Nearly 20 years of drought in the basin have caused the water levels of the Colorado River to drop, putting the reservoirs at Lake Powell and Lake Mead at risk of not having enough water to meet demand.

It can be difficult to precisely define a drought in a state known for being hot and dry. Marvin Percha, a meteorologist with the Phoenix branch of the National Weather Service, said drought is a “certain departure from what’s considered normal rain, precip(itation) or melted snow fall.”

So, Arizona and the Southwest’s standards for drought are far different from standards in other parts of the country that may be wetter or have the capacity to store large volumes of groundwater.

Selover said it can be hard to explain drought to residents of Phoenix, where water is accessed at the turn of a tap. Outside metro Phoenix, she said, Arizonans relying on groundwater more readily understand what’s at stake.

However, Percha said, wet spells like the recent one pose their own set of potential problems. Although ample rains have helped high-desert cities and forests reduce the threat of wildfire, the summer heat could spell trouble for the lower desert.

“Because of all the rain we’ve had in the winter, there have been a lot of grasses and what we call fine fuels that have grown, and now with the drier weather, they’re drying out,” Percha said. “That’s increased the fire hazard down in the lower deserts.”

He also said flooding could be a problem if wet springs become a long-term standard in Arizona, as reservoirs could overflow.

Selover said it’s more likely that years of drought and groundwater draws would collapse the soil, meaning aquifers won’t be able to store as much water as before. However, it could take about 10 more years of drought to reach that point, she said.

For Selover, the concern is flash flooding caused by the sudden heavy rain, similar to what Arizonans experience during monsoon season.

Mike Crimmins, an associate professor and climate science extension specialist for the University of Arizona, noted that seasonal allergies may stick around longer, with harsher symptoms, as a result of increased plant growth.

Crimmins said wet seasons are the optimal time to think about water conservation because drought is largely unpredictable.
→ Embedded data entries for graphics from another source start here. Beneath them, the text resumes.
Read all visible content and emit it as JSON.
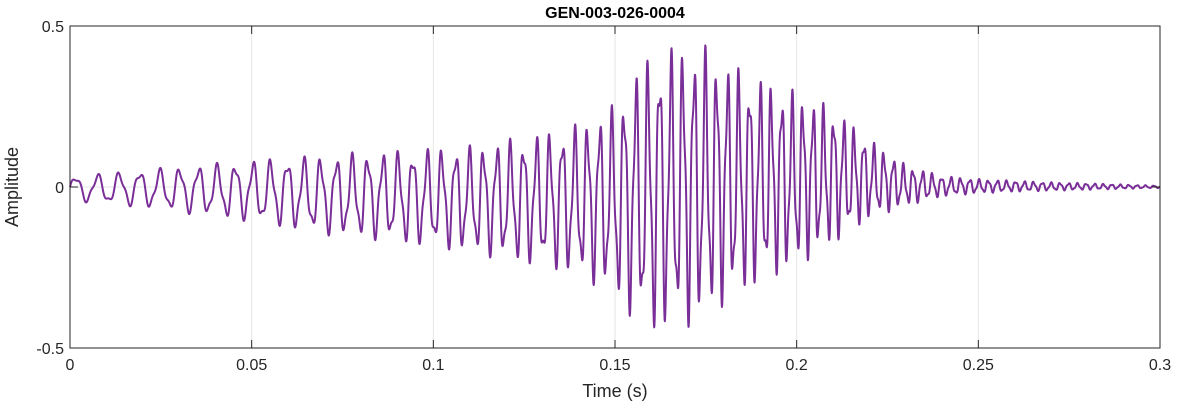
{
  "chart_data": {
    "type": "line",
    "title": "GEN-003-026-0004",
    "xlabel": "Time (s)",
    "ylabel": "Amplitude",
    "xlim": [
      0,
      0.3
    ],
    "ylim": [
      -0.5,
      0.5
    ],
    "grid": true,
    "legend": "none",
    "x_ticks": [
      0,
      0.05,
      0.1,
      0.15,
      0.2,
      0.25,
      0.3
    ],
    "x_tick_labels": [
      "0",
      "0.05",
      "0.1",
      "0.15",
      "0.2",
      "0.25",
      "0.3"
    ],
    "y_ticks": [
      -0.5,
      0,
      0.5
    ],
    "y_tick_labels": [
      "-0.5",
      "0",
      "0.5"
    ],
    "series": [
      {
        "color": "#7a2e98",
        "x": [
          0,
          0.01,
          0.02,
          0.03,
          0.04,
          0.05,
          0.06,
          0.07,
          0.08,
          0.09,
          0.1,
          0.11,
          0.12,
          0.13,
          0.14,
          0.15,
          0.155,
          0.16,
          0.165,
          0.17,
          0.175,
          0.18,
          0.19,
          0.2,
          0.21,
          0.22,
          0.23,
          0.24,
          0.25,
          0.26,
          0.27,
          0.28,
          0.29,
          0.3
        ],
        "envelope_upper": [
          0.035,
          0.045,
          0.055,
          0.065,
          0.075,
          0.085,
          0.095,
          0.1,
          0.11,
          0.115,
          0.125,
          0.13,
          0.15,
          0.17,
          0.2,
          0.26,
          0.36,
          0.42,
          0.44,
          0.45,
          0.44,
          0.4,
          0.34,
          0.3,
          0.25,
          0.15,
          0.07,
          0.035,
          0.025,
          0.02,
          0.015,
          0.012,
          0.008,
          0.004
        ],
        "envelope_lower": [
          -0.045,
          -0.055,
          -0.065,
          -0.08,
          -0.095,
          -0.11,
          -0.13,
          -0.15,
          -0.16,
          -0.175,
          -0.19,
          -0.205,
          -0.23,
          -0.25,
          -0.28,
          -0.34,
          -0.42,
          -0.46,
          -0.44,
          -0.44,
          -0.41,
          -0.37,
          -0.3,
          -0.25,
          -0.18,
          -0.1,
          -0.06,
          -0.03,
          -0.02,
          -0.015,
          -0.012,
          -0.009,
          -0.006,
          -0.003
        ]
      }
    ]
  }
}
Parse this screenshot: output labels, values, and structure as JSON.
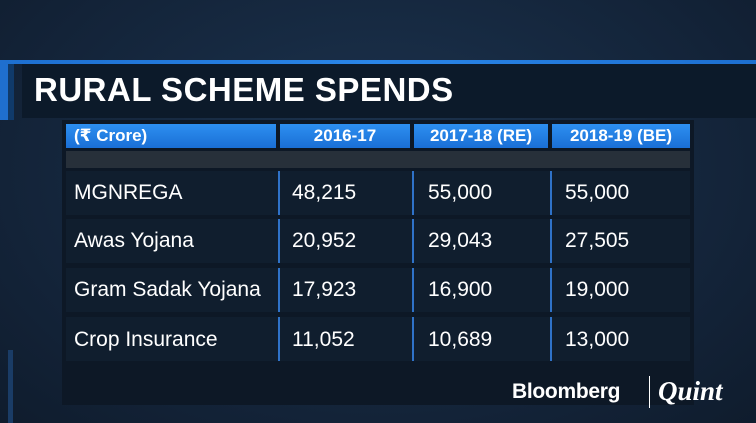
{
  "title": "RURAL SCHEME SPENDS",
  "table": {
    "headers": [
      "(₹ Crore)",
      "2016-17",
      "2017-18 (RE)",
      "2018-19 (BE)"
    ],
    "rows": [
      [
        "MGNREGA",
        "48,215",
        "55,000",
        "55,000"
      ],
      [
        "Awas Yojana",
        "20,952",
        "29,043",
        "27,505"
      ],
      [
        "Gram Sadak Yojana",
        "17,923",
        "16,900",
        "19,000"
      ],
      [
        "Crop Insurance",
        "11,052",
        "10,689",
        "13,000"
      ]
    ]
  },
  "logo": {
    "brand": "Bloomberg",
    "partner": "Quint"
  },
  "colors": {
    "header_blue": "#1f78e0",
    "accent_blue": "#2a86e8",
    "background": "#16283e"
  }
}
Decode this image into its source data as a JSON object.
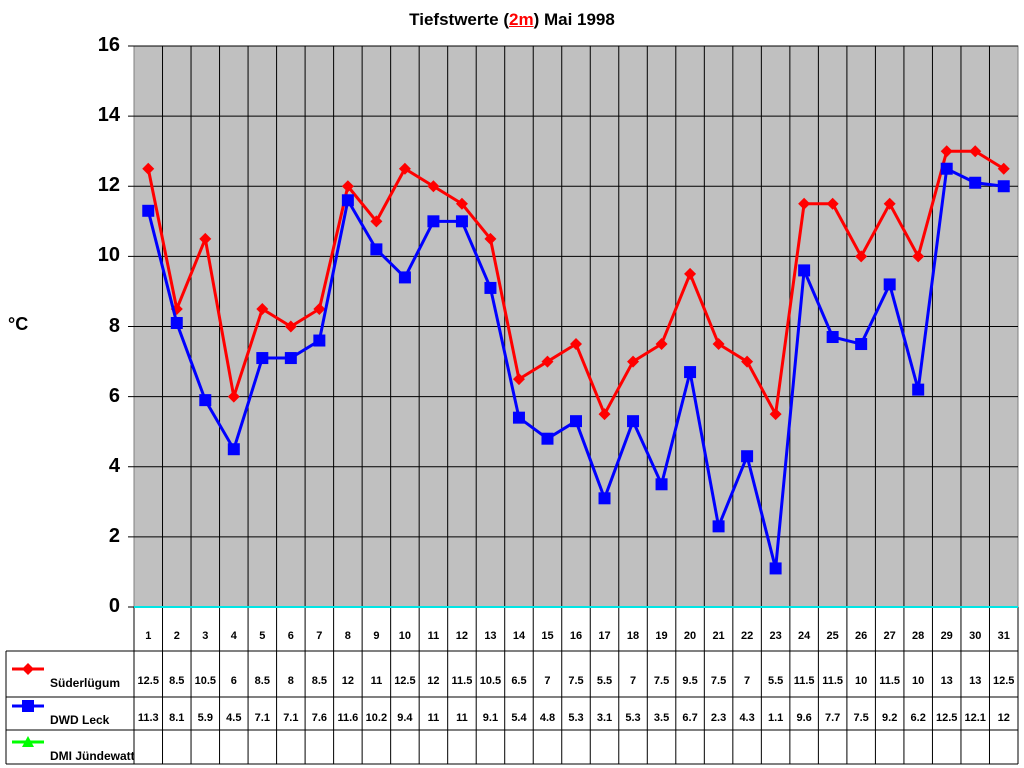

“We can have this conversation, and then two months from now we’re in one of the worst monsoon droughts that we’ve seen or something like that,” he said. “That’s always a possibility. But I’m trying to be kind of optimistic here. … It really builds us some time to get the water situation under control in Arizona.”

Crimmins also said Arizonans should remember that one great wet season doesn’t mean climate change has been reversed or even slowed.

“This is a very local phenomenon for the Southwest and it’s been positive and beneficial, but we still need to be vigilant with water and keeping an eye on the temp(erature) trend in the long term as well,” he said.

Heim cautioned that Arizonans shouldn’t get too comfortable with the idea of a lush, wet climate in the future.

“I can guarantee you, because climate is cyclical, drought will return,” he said. “It’s like the James Bond movies: ‘James Bond will return’ at the end of the movie. Drought will return.”